Resmi gözükmekle birlikte yer altı örgütlerinden daha gizli usullere sahip olan bu karanlık cemaat, en büyük av olan Türkiye’nin ortamının sürekli puslu olmasını sağlamaya çalışırlar. Bu yüzden bağlı oldukları dış merkezlerden emir alırlar ve o emirlere de uymak zorundalar. Onların arasındaki bu ilişki, askerî emir komuta zincirinden daha ileri düzeyde olup, kefenden başka hiçbir bağca koparılamaz bir sayanim/yardımlaşma sistemidir.
“Bu uslu ve uysal maskenin altında ne korkunç bir çehre saklıdır. Kültür seviyesi ne kadar yüksek olursa olsun yalnız kültür hiçbir zaman bu çehreyi teşhise kâfi gelmez. Onun korktuğu ve bucak bucak saklandığı yegâne kuvvet milliyetçilik ruhu, millî haysiyet, millî şeref ve millî gururdur” denilen MAH raporunda şu sarsıcı değerlendirmelere yer veriliyor: “İşte Masonların hakiki hedefi, yoksa ne hürriyet, ne müsavat ve ne de uhuvvettir. Milleti millet yapan özü, o büyük cevheri için için, sinsi sinsi kemirmek ve kof bir gövde gibi yere sermektir. ‘Gaye vasıtayı mubah kılar’ düsturu esas prensipleridir.”
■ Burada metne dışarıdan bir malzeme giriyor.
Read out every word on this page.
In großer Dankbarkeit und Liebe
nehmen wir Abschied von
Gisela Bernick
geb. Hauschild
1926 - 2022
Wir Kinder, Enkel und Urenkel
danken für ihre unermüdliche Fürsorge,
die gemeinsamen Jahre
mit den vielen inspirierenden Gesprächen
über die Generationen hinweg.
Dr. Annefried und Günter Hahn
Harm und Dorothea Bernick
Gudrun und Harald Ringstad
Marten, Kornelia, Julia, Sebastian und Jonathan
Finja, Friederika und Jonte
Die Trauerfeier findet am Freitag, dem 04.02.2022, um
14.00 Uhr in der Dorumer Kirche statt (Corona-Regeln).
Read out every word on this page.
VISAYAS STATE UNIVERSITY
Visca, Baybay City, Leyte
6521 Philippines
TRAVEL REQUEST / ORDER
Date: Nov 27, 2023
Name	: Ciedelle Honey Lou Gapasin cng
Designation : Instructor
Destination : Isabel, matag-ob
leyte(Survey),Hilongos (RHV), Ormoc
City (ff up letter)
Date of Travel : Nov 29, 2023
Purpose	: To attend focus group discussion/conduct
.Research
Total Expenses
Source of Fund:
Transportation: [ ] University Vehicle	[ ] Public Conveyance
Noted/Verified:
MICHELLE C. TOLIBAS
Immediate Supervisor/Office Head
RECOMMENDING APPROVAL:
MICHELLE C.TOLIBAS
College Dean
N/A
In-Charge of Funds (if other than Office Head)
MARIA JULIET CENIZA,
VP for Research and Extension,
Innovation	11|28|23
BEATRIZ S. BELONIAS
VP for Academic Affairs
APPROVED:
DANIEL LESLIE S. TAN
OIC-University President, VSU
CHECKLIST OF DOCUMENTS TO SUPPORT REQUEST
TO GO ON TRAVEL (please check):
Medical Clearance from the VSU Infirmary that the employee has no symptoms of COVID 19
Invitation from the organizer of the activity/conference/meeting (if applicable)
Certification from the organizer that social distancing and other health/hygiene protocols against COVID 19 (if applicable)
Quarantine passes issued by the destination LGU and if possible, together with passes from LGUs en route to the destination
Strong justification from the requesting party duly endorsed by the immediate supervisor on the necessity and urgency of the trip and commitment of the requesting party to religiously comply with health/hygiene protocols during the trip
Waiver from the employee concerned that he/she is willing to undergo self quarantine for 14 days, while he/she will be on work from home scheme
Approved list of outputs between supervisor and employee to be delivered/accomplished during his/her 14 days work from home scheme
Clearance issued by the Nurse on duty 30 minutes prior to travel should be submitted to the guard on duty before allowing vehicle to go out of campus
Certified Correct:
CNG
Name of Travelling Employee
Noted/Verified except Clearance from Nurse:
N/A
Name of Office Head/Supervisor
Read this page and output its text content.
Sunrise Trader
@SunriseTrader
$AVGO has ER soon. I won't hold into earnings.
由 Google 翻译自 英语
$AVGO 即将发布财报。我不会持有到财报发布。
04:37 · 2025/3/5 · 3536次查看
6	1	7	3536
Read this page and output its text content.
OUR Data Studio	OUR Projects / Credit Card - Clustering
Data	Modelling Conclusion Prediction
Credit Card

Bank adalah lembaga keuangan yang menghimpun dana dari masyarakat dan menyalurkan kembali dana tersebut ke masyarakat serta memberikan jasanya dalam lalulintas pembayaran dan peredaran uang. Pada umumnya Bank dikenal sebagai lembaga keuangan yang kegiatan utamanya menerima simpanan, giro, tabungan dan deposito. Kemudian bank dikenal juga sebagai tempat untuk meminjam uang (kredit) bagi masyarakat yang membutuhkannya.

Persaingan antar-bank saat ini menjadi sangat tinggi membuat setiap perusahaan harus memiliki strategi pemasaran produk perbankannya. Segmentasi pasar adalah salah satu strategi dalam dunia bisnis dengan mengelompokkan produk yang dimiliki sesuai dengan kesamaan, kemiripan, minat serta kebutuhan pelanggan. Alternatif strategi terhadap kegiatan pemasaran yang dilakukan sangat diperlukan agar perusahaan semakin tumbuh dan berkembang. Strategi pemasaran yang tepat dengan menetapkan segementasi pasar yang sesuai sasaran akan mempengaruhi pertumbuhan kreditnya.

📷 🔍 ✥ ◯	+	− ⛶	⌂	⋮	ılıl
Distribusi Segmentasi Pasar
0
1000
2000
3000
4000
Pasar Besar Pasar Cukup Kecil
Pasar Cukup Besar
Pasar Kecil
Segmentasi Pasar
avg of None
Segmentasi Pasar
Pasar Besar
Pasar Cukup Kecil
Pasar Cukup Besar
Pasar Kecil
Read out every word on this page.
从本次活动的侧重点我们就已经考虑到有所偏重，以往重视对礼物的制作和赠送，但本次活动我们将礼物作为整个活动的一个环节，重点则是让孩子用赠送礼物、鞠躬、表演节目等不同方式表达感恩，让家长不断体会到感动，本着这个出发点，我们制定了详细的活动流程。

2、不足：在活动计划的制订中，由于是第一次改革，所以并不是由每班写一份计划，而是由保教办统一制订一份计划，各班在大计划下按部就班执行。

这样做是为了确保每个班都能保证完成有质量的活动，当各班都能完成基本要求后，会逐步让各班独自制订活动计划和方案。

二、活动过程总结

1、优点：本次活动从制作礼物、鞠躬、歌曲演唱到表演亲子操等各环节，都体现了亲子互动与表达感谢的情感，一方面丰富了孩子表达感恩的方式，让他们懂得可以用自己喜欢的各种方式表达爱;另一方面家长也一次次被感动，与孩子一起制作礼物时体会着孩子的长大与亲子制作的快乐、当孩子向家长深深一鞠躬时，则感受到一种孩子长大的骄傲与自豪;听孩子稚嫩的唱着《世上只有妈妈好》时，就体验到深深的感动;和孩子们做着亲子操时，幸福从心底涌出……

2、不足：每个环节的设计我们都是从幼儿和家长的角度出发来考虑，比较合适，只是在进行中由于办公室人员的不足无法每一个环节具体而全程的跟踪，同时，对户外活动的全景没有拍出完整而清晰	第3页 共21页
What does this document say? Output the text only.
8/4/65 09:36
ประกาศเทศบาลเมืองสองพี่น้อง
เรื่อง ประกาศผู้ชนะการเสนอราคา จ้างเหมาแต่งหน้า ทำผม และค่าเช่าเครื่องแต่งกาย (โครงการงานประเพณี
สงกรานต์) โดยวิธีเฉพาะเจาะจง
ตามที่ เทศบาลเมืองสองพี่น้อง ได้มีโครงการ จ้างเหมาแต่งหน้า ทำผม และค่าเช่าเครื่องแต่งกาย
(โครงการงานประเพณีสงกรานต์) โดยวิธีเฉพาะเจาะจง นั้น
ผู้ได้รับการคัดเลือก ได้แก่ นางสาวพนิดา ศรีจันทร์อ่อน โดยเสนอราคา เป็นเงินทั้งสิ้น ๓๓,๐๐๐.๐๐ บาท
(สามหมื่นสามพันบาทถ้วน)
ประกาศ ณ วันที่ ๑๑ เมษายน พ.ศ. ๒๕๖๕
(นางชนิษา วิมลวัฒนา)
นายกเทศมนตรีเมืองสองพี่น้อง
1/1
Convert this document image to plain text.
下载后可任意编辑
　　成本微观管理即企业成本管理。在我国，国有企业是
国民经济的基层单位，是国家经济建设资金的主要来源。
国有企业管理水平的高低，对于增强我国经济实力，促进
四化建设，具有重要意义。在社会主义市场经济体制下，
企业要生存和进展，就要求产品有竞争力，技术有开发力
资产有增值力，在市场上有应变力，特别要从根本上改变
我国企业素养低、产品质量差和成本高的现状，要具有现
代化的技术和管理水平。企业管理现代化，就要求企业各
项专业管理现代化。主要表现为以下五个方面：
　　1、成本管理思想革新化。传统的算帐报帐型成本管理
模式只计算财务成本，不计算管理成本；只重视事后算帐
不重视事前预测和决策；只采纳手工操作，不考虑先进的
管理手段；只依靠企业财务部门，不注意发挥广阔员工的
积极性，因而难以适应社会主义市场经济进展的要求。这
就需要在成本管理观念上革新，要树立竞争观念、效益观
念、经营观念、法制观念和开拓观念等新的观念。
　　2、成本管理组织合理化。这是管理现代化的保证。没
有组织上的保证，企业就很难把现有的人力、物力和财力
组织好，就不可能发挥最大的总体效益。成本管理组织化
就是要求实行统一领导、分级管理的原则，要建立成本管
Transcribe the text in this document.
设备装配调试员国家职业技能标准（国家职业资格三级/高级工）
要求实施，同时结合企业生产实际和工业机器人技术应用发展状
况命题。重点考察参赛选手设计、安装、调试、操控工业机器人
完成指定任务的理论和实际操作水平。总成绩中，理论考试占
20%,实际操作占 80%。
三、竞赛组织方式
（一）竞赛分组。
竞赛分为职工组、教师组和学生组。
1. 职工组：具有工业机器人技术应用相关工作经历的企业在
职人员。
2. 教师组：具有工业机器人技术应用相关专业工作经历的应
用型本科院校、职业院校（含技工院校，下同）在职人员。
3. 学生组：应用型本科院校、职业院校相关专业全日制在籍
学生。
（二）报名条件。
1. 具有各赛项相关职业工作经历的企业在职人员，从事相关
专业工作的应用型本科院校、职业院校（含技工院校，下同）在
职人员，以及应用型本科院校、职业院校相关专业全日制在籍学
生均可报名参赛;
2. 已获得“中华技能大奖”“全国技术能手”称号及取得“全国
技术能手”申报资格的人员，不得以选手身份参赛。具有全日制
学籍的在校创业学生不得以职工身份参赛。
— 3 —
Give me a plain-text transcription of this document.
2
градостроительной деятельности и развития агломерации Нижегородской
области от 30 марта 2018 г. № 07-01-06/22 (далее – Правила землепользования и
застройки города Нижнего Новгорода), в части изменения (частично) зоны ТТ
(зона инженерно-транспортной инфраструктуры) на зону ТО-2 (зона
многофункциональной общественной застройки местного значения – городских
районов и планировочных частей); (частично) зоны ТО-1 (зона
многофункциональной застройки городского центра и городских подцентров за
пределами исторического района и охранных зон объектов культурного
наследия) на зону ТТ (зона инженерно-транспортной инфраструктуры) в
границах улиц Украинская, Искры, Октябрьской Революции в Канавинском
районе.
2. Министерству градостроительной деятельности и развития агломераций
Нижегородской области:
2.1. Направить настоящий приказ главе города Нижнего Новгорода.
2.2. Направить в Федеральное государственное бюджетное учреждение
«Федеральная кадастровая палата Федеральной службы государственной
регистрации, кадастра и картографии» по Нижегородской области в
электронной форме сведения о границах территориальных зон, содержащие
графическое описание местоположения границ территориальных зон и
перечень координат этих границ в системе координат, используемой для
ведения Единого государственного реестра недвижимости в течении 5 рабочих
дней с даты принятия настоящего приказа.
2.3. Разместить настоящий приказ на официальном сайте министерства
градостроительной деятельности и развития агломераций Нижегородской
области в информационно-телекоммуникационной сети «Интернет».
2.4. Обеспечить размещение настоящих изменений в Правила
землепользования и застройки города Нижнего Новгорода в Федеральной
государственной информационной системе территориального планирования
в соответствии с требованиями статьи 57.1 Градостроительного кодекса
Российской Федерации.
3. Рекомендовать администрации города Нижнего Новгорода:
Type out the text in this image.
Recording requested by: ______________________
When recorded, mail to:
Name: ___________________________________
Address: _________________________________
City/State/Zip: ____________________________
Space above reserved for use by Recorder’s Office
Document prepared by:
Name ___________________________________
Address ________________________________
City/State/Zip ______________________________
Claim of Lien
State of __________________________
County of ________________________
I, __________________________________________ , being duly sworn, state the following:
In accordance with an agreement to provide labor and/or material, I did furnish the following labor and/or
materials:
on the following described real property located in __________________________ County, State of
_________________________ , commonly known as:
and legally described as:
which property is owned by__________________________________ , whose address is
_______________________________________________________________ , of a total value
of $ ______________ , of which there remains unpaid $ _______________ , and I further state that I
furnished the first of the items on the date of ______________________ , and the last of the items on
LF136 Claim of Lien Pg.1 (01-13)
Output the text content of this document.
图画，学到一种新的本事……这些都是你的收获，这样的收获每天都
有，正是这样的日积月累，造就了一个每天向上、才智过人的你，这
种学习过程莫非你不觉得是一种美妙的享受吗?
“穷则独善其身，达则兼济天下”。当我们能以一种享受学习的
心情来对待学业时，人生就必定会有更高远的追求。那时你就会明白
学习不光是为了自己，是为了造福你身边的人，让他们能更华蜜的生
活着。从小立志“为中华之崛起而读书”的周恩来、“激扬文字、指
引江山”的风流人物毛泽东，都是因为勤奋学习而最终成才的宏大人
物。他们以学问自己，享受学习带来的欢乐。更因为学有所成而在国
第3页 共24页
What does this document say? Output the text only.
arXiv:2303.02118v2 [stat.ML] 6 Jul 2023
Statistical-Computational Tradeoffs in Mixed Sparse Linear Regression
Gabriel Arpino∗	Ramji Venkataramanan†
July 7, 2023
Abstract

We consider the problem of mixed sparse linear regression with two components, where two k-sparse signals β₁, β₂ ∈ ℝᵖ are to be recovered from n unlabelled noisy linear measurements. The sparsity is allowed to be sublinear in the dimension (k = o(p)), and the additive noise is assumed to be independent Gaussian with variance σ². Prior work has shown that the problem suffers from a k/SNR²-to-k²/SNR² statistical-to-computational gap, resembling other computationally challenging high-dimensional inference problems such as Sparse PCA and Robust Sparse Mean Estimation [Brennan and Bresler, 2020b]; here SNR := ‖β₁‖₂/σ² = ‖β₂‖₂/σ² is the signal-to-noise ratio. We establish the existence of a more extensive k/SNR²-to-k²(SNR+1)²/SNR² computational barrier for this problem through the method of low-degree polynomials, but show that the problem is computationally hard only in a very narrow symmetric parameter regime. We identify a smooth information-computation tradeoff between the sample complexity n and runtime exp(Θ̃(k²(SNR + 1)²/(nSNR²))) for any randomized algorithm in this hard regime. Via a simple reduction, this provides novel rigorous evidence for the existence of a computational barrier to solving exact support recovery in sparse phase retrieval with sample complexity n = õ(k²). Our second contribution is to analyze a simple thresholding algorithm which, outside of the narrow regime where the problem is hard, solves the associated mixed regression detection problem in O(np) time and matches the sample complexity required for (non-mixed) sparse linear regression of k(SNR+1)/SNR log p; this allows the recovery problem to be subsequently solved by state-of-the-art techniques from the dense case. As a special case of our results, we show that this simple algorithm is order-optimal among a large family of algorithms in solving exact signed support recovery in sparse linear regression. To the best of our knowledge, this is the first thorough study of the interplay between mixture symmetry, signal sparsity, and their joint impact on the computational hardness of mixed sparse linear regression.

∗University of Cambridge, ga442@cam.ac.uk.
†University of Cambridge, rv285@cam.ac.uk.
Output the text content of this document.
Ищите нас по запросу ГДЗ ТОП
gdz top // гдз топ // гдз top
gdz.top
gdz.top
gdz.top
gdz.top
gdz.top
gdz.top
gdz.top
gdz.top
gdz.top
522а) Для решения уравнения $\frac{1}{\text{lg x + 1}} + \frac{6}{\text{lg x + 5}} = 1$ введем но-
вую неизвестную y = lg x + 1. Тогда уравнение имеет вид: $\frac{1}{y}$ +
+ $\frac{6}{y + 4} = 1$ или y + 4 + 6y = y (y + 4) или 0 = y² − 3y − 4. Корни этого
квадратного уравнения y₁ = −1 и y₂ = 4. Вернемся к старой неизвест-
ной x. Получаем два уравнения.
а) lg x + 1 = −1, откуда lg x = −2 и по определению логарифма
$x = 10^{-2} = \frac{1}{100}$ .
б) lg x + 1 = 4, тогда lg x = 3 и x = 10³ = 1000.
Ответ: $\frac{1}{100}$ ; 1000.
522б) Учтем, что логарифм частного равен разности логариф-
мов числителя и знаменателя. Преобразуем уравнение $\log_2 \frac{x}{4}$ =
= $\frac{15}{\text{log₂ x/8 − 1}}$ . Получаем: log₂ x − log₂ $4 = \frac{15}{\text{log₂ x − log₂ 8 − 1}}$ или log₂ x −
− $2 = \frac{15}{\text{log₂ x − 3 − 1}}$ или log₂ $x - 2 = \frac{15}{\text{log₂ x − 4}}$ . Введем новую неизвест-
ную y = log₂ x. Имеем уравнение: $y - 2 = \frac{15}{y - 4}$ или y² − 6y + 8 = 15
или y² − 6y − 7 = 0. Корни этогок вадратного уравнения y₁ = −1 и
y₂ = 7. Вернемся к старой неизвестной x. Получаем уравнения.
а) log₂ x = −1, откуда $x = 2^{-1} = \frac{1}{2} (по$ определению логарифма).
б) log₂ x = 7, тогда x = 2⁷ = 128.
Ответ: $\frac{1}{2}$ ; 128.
Yahudiler ile masonların arasındaki ilişkiyi de ele alan MAH raporu noktayı şöyle koyuyor: “Fransız İhtilali’ne gelinceye kadar birçok yerde Yahudiler, daima Mason localarından uzakta görülüyordu. Bununla beraber daha birçok âmiller ve sekizinci asırda fazla münteşir bulunan tabiatçılar, Masonluğun tesisinde rol oynamışlardır. Asırlarca Yahudilerin sonsuz hürriyet istekleri ve sahte müsâvât iddiaları, insanlığın ezeli sırrını arayan kafalar, Allah’ı anlamayan, anlatamayan ve onu araştırmaktan bıkan güruh için maddî bir ihtişam yaratmak, insana ulûhiyet vermek daha kolay geliyordu. Büyük Fransız İhtilali, Masonluk’la Yahudilik arasında tam ve hakiki irtibatın başlangıcı olmuştur. Fransız ihtilalinden sonradır ki, Masonlukla Yahudilik arasındaki rabıta gittikçe daha sağlamlaşmış ve 19. asır içinde bu iki cereyan dünyayı baştanbaşa fethetmek üzere taarruza geçmiştir. Yahudi ideolojisinde, Masonluk ideolojisini kendisine çeken bir yakınlık mevcuttur. Bu müşterek çalışmalar, bu mefkûre ve el birliği her şeyden evvel İsrailoğulları’na hizmet etmektedir.”
Masonluk’tan ayrıldıktan sonra ölüm tehditleri alan dünyaca ünlü müzisyen Stephane Blet, Fransa’yı terk etmeye mecbur kalır. Son olarak ise masonları ve Siyonizm’i eleştirdiği için Fransız yazar Alain Soral, 24 ay hapis ve 45 bin avro para cezasına çarptırıldı. Hayat hakkı tanınmayan Soral, Fransa’yı terk etmek zorunda kalan son Mason karşıtı olarak kayda geçti.